The candidate for Egypt's most influential political force, the Muslim Brotherhood, has warned that the country's upcoming presidential race may be rigged, a sign of rising tensions as his group faces off against one of ousted leader Hosni Mubarak's most powerful deputies.
Khairat El-Shater, who is also the Islamist group's chief strategist and financier, said that vote fraud might lead to the election of a "new Mubarak" who would spark a "new revolution."
The 61-year-old multimillionaire businessman made the comments in an interview with The Associated Press on Tuesday as the campaign gets under way for the May 23-24 vote.
His remarks show how Egypt's presidential election is turning into a battle between the country's new rising political power — the Islamists — and the old institutions of power, including the military and the intelligence services, from Mubarak's day.

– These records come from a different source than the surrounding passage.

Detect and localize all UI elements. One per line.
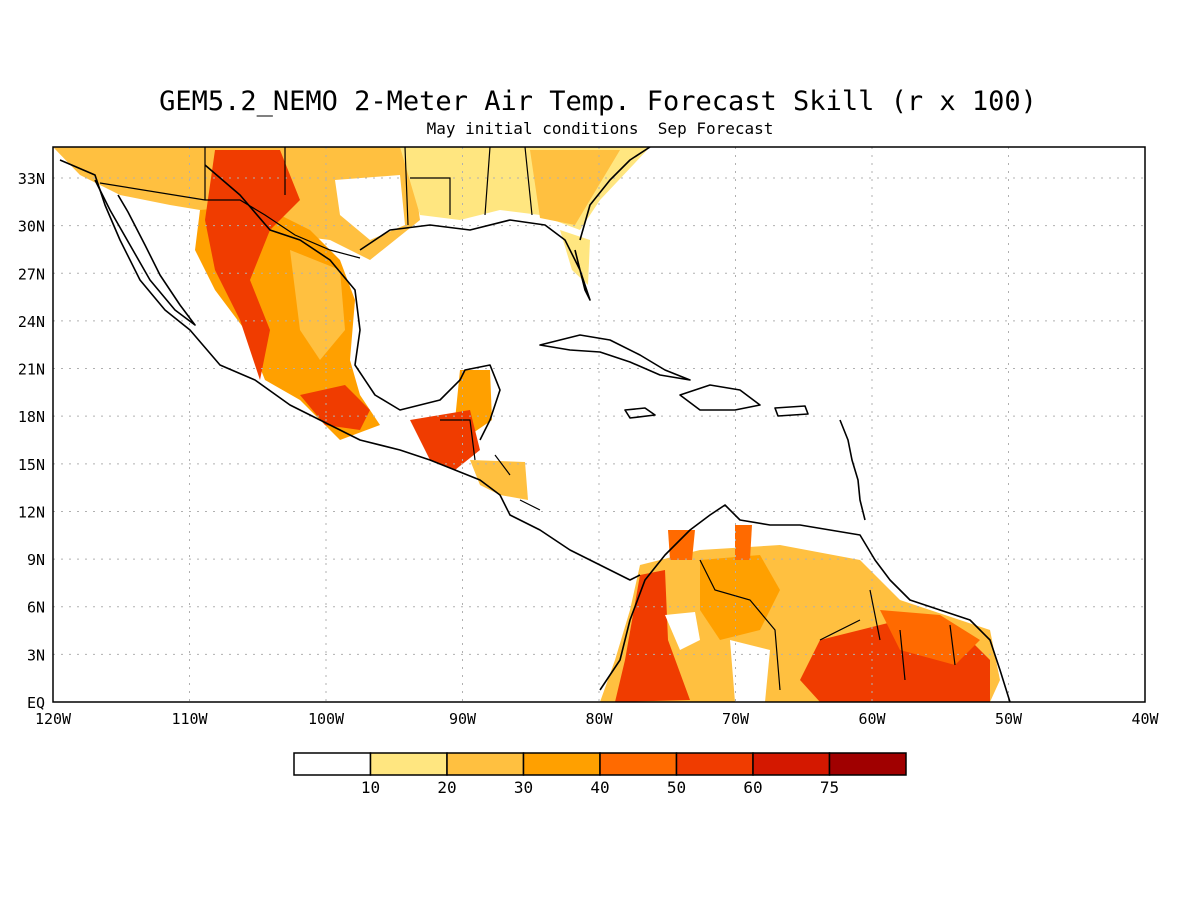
legend-swatch xyxy=(599,752,678,776)
skill-region-honduras xyxy=(470,460,528,500)
skill-region-florida xyxy=(560,230,590,285)
skill-field xyxy=(53,147,1000,702)
coastlines xyxy=(59,147,1011,702)
south-america-borders xyxy=(699,559,956,691)
legend-labels: 10 20 30 40 50 60 75 xyxy=(361,778,839,797)
skill-region-guiana-north xyxy=(880,610,980,665)
longitude-label: 50W xyxy=(995,710,1023,728)
longitude-label: 120W xyxy=(35,710,72,728)
longitude-label: 40W xyxy=(1131,710,1159,728)
puerto-rico xyxy=(774,405,809,417)
skill-region-us-southeast xyxy=(530,150,620,225)
map-title: GEM5.2_NEMO 2-Meter Air Temp. Forecast S… xyxy=(159,86,1037,117)
latitude-label: 27N xyxy=(18,265,45,283)
legend-swatch xyxy=(828,752,907,776)
skill-region-amazon-gap xyxy=(730,640,770,702)
skill-region-us-white-gap xyxy=(335,175,405,240)
baja-california xyxy=(94,179,196,326)
longitude-label: 60W xyxy=(858,710,886,728)
skill-region-colombia-gap xyxy=(665,612,700,650)
legend-label: 75 xyxy=(820,778,839,797)
legend-swatch xyxy=(293,752,372,776)
longitude-label: 70W xyxy=(722,710,750,728)
gulf-coast xyxy=(204,164,501,441)
legend-swatch xyxy=(369,752,448,776)
latitude-label: 33N xyxy=(18,170,45,188)
map-frame xyxy=(52,146,1146,703)
skill-region-guatemala xyxy=(410,410,480,470)
latitude-label: 3N xyxy=(27,646,45,664)
skill-region-mexico-core xyxy=(205,150,300,380)
legend-label: 10 xyxy=(361,778,380,797)
latitude-labels: 33N 30N 27N 24N 21N 18N 15N 12N 9N 6N 3N EQ xyxy=(18,170,45,712)
latitude-label: 18N xyxy=(18,408,45,426)
south-america-coast xyxy=(599,504,1011,702)
latitude-label: 12N xyxy=(18,503,45,521)
skill-region-colombia-west xyxy=(615,570,690,702)
legend-label: 60 xyxy=(743,778,762,797)
legend-label: 30 xyxy=(514,778,533,797)
latitude-label: 9N xyxy=(27,551,45,569)
longitude-labels: 120W 110W 100W 90W 80W 70W 60W 50W 40W xyxy=(35,710,1160,728)
us-state-borders xyxy=(204,147,533,226)
skill-region-mexico-interior xyxy=(290,250,345,360)
legend-label: 50 xyxy=(667,778,686,797)
us-atlantic-coast xyxy=(579,147,651,241)
latitude-label: 15N xyxy=(18,456,45,474)
jamaica xyxy=(624,407,656,419)
legend-label: 20 xyxy=(437,778,456,797)
central-america-borders xyxy=(440,419,541,511)
us-gulf-coast xyxy=(359,219,591,301)
legend-label: 40 xyxy=(590,778,609,797)
legend-swatch xyxy=(522,752,601,776)
political-borders xyxy=(99,147,956,691)
map-subtitle: May initial conditions Sep Forecast xyxy=(427,119,774,138)
latitude-label: EQ xyxy=(27,694,45,712)
lesser-antilles xyxy=(839,419,866,521)
skill-region-venezuela-east xyxy=(735,525,752,560)
hispaniola xyxy=(679,384,761,411)
longitude-label: 110W xyxy=(171,710,208,728)
north-america-coast xyxy=(59,159,641,581)
legend-swatch xyxy=(446,752,525,776)
legend-swatch xyxy=(675,752,754,776)
latitude-label: 21N xyxy=(18,361,45,379)
longitude-label: 90W xyxy=(449,710,477,728)
skill-region-southern-mexico xyxy=(300,385,370,430)
legend-swatch xyxy=(752,752,831,776)
latitude-label: 24N xyxy=(18,313,45,331)
longitude-label: 80W xyxy=(585,710,613,728)
skill-region-venezuela-tip xyxy=(668,530,695,560)
latitude-label: 30N xyxy=(18,218,45,236)
longitude-label: 100W xyxy=(308,710,345,728)
latitude-label: 6N xyxy=(27,599,45,617)
graticule xyxy=(53,147,1145,702)
cuba xyxy=(539,334,691,381)
legend-colorbar xyxy=(293,752,907,776)
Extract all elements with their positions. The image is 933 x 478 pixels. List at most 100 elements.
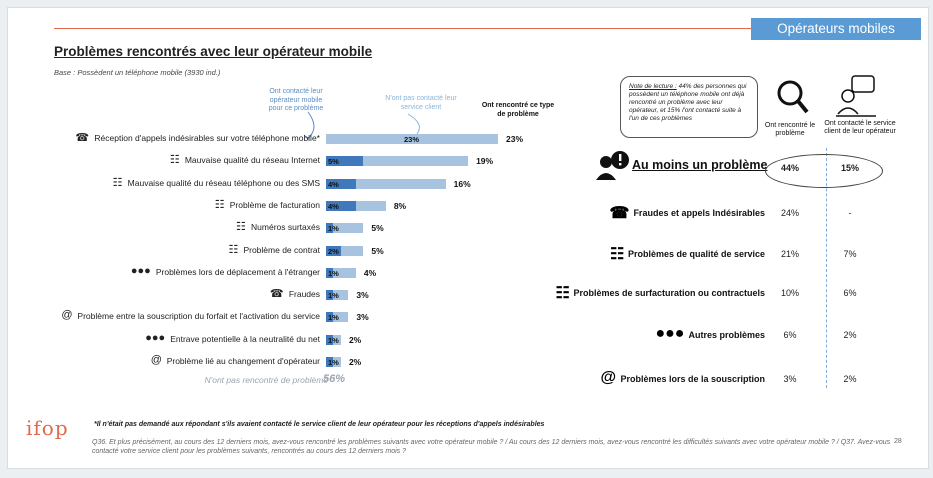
at-least-one-problem-label: Au moins un problème bbox=[632, 158, 768, 172]
slide: Opérateurs mobiles Problèmes rencontrés … bbox=[7, 7, 929, 469]
annotation-arrows bbox=[303, 111, 420, 140]
summary-encountered-value: 24% bbox=[780, 208, 799, 218]
document-icon: ☷ bbox=[555, 285, 570, 302]
slide-title: Problèmes rencontrés avec leur opérateur… bbox=[54, 44, 373, 59]
summary-contacted-value: 6% bbox=[843, 288, 857, 298]
bar-value-label: 8% bbox=[393, 200, 407, 211]
no-problem-value: 56% bbox=[323, 373, 346, 385]
bar-contacted bbox=[326, 200, 356, 211]
bar-contacted bbox=[326, 245, 341, 256]
bar-value-label: 2% bbox=[348, 334, 362, 345]
annotation-encountered: Ont rencontré ce type de problème bbox=[481, 102, 555, 118]
highlight-ellipse bbox=[765, 154, 883, 188]
at-icon: @ bbox=[150, 354, 162, 366]
reading-note-text: 44% des personnes qui possèdent un télép… bbox=[629, 83, 747, 122]
source-questions: Q36. Et plus précisément, au cours des 1… bbox=[92, 439, 891, 455]
bar-contacted bbox=[326, 156, 364, 167]
network-icon: ☷ bbox=[112, 176, 123, 189]
phone-icon: ☎ bbox=[609, 205, 630, 222]
bar-value-label: 3% bbox=[356, 290, 369, 301]
document-icon: ☷ bbox=[214, 198, 225, 211]
bar-encountered bbox=[326, 178, 446, 189]
bar-contacted-label: 4% bbox=[328, 201, 339, 211]
person-alert-icon bbox=[596, 151, 629, 180]
summary-row-label: Fraudes et appels Indésirables bbox=[633, 208, 765, 218]
dots-icon: ●●● bbox=[145, 331, 166, 344]
bar-contacted-label: 1% bbox=[328, 291, 339, 301]
at-icon: @ bbox=[61, 309, 73, 322]
bar-label: Fraudes bbox=[288, 289, 320, 300]
bar-label: Mauvaise qualité du réseau téléphone ou … bbox=[127, 177, 320, 188]
bar-contacted bbox=[326, 178, 356, 189]
network-icon: ☷ bbox=[169, 154, 180, 167]
ifop-logo: ifop bbox=[26, 416, 69, 440]
bar-value-label: 19% bbox=[476, 156, 494, 167]
summary-row-label: Problèmes de qualité de service bbox=[627, 249, 765, 259]
summary-contacted-value: - bbox=[848, 208, 852, 218]
footnote: *Il n'était pas demandé aux répondant s'… bbox=[94, 421, 545, 428]
bar-contacted-label: 1% bbox=[328, 224, 339, 234]
bar-contacted bbox=[326, 312, 334, 323]
bar-value-label: 23% bbox=[506, 134, 524, 144]
bar-label: Problème lié au changement d'opérateur bbox=[166, 356, 320, 366]
highlight-contacted-value: 15% bbox=[840, 163, 859, 173]
bar-value-label: 5% bbox=[371, 223, 384, 234]
bar-contacted-label: 5% bbox=[328, 157, 339, 167]
phone-icon: ☎ bbox=[269, 288, 284, 301]
summary-contacted-value: 2% bbox=[843, 330, 857, 340]
bar-value-label: 3% bbox=[356, 312, 369, 323]
bar-contacted-label: 1% bbox=[328, 358, 339, 367]
bar-encountered bbox=[326, 156, 469, 167]
no-problem-label: N'ont pas rencontré de problème bbox=[204, 375, 328, 385]
bar-label: Problème de facturation bbox=[229, 199, 320, 210]
bar-contacted bbox=[326, 334, 334, 345]
summary-row-label: Problèmes de surfacturation ou contractu… bbox=[573, 288, 765, 298]
bar-contacted-label: 2% bbox=[328, 246, 339, 256]
col-contacted-header: Ont contacté le service client de leur o… bbox=[824, 120, 896, 135]
col-encountered-header: Ont rencontré le problème bbox=[764, 122, 816, 137]
bar-contacted bbox=[326, 223, 334, 234]
bar-value-label: 16% bbox=[453, 178, 471, 189]
document-icon: ☷ bbox=[236, 221, 246, 234]
header-rule bbox=[54, 28, 754, 29]
bar-label: Numéros surtaxés bbox=[251, 222, 320, 233]
bar-contacted-label: 4% bbox=[328, 179, 339, 189]
summary-encountered-value: 6% bbox=[783, 330, 797, 340]
reading-note: Note de lecture : 44% des personnes qui … bbox=[620, 76, 758, 138]
bar-label: Entrave potentielle à la neutralité du n… bbox=[170, 333, 320, 344]
bar-label: Problèmes lors de déplacement à l'étrang… bbox=[155, 266, 320, 277]
at-icon: @ bbox=[600, 369, 617, 386]
document-icon: ☷ bbox=[228, 243, 239, 256]
bar-contacted-label: 23% bbox=[404, 135, 420, 144]
bar-encountered bbox=[326, 134, 498, 144]
reading-note-title: Note de lecture : bbox=[629, 83, 677, 90]
bar-value-label: 5% bbox=[371, 245, 384, 256]
dots-icon: ●●● bbox=[655, 325, 685, 342]
bar-contacted-label: 1% bbox=[328, 335, 339, 345]
bar-value-label: 4% bbox=[363, 267, 377, 278]
summary-contacted-value: 2% bbox=[843, 374, 857, 384]
page-number: 28 bbox=[894, 438, 902, 445]
bar-encountered bbox=[326, 200, 386, 211]
bar-encountered bbox=[326, 290, 349, 301]
annotation-not-contacted: N'ont pas contacté leur service client bbox=[385, 95, 457, 111]
bar-encountered bbox=[326, 312, 349, 323]
bar-value-label: 2% bbox=[348, 357, 362, 367]
bar-encountered bbox=[326, 223, 364, 234]
column-divider bbox=[826, 148, 827, 388]
summary-encountered-value: 21% bbox=[780, 249, 799, 259]
bar-encountered bbox=[326, 267, 356, 278]
bar-encountered bbox=[326, 245, 364, 256]
magnifier-icon bbox=[777, 80, 809, 114]
phone-icon: ☎ bbox=[75, 132, 90, 144]
base-note: Base : Possèdent un téléphone mobile (39… bbox=[54, 68, 221, 77]
bar-encountered bbox=[326, 334, 341, 345]
summary-row-label: Autres problèmes bbox=[688, 330, 765, 340]
bar-label: Problème entre la souscription du forfai… bbox=[77, 311, 320, 322]
annotation-contacted: Ont contacté leur opérateur mobile pour … bbox=[268, 88, 324, 112]
summary-contacted-value: 7% bbox=[843, 249, 857, 259]
bar-contacted bbox=[326, 290, 334, 301]
summary-encountered-value: 10% bbox=[780, 288, 799, 298]
dots-icon: ●●● bbox=[130, 264, 151, 277]
network-icon: ☷ bbox=[609, 246, 625, 263]
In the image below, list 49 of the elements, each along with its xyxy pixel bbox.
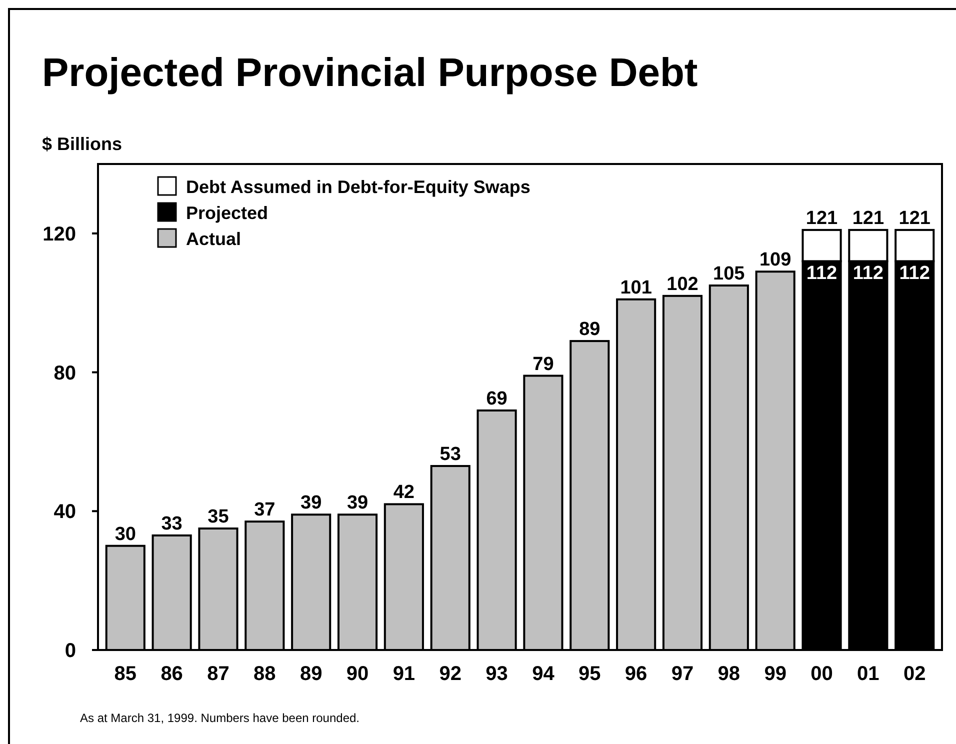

It was not what anyone expected for the race. A year ago, anyone from the Mubarak era seemed too tainted to ever hope for a rebound. The rising Muslim Brotherhood promised it wouldn't run for the presidency, wary of seeming too dominant and frightening liberals and the West. There was talk of a "consensus candidate" that the Brotherhood and the ruling military council would back jointly.
Now, "consensus" has faded, and both sides are painting apocalyptic pictures of what would happen should the other win.
El-Shater's "new Mubarak" refers to the former president's spy chief Omar Suleiman, who announced his nomination on Friday. The Brotherhood as well as liberals and secularists fear he may be propelled by powerful forces in the military and security services into the presidency.
Suleiman's candidacy is "reinventing a new Mubarak regime, with a new look," El-Shater said.
Both sides have suggested that the race is turning ugly, with dirty tricks and worse.
On the day Suleiman submitted his candidacy papers, the state media flashed an announcement that El-Shater was withdrawing from the race — a report that the Islamist says was a deliberate fabrication to undermine him.
In the first months after the Jan. 25-Feb. 11 uprising that overthrew Mubarak, the 83-year-old Muslim Brotherhood appeared to have cordial relations with the council of military generals that took power as an interim government. But when the Brotherhood tried last month to exert the power of the near-majority of the seats in the legislature it won in parliamentary elections starting in November to dismiss the army-appointed Cabinet, that relationship collapsed.
The entry into the race of Mubarak's most trusted deputy and intelligence chief Suleiman has sparked Islamists' concern that the generals are trying to undercut the Brotherhood's power in order to protect their privileges. Suleiman was one of the biggest foes of the group, which was banned and faced intermittent crackdowns under Mubarak. Last year, Suleiman warned that Islamists are behind revolutions in the Arab world.
"He can't win unless there is fraud," El-Shater said of Suleiman. "I don't want fraud and I don't hope to see fraud but everything is possible and if it happened there will be a new revolution."
Like many in the Brotherhood, El-Shater spoke mostly in broad strokes about what the movement would do if it could: build a nation with "Islam as a reference." The Brotherhood has tried to allay the fears of Christians and secularists who fear that it might restrict minority or women's rights or other freedoms, although some of its critics say that it is only making a show of moderation.
The Brotherhood is also under fire from liberals and others who claim that it is using its parliamentary majority to dominate the process of writing a new constitution. In a blow to the group, Cairo Administrative Court ordered on Tuesday the suspension of the parliament-appointed constitution drafting panel.
Despite the complaints that it is abusing its power, the Brotherhood argues that it has a mandate from the voters.
"The people chose us," El-Shater said, "They are waiting for us to solve their problems and to carry forward their renaissance ... It's not manly or courageous that we let them down."
But he suggested that the Brotherhood might be blocked from implementing its agenda by other powers.
"We don't know if presidential elections will be completed or not, we don't know if after elections we will have a government that expresses the majority or not, whether a constitution is going to be written," he said. "Ambiguity clouds the whole situation and there is a struggle over power."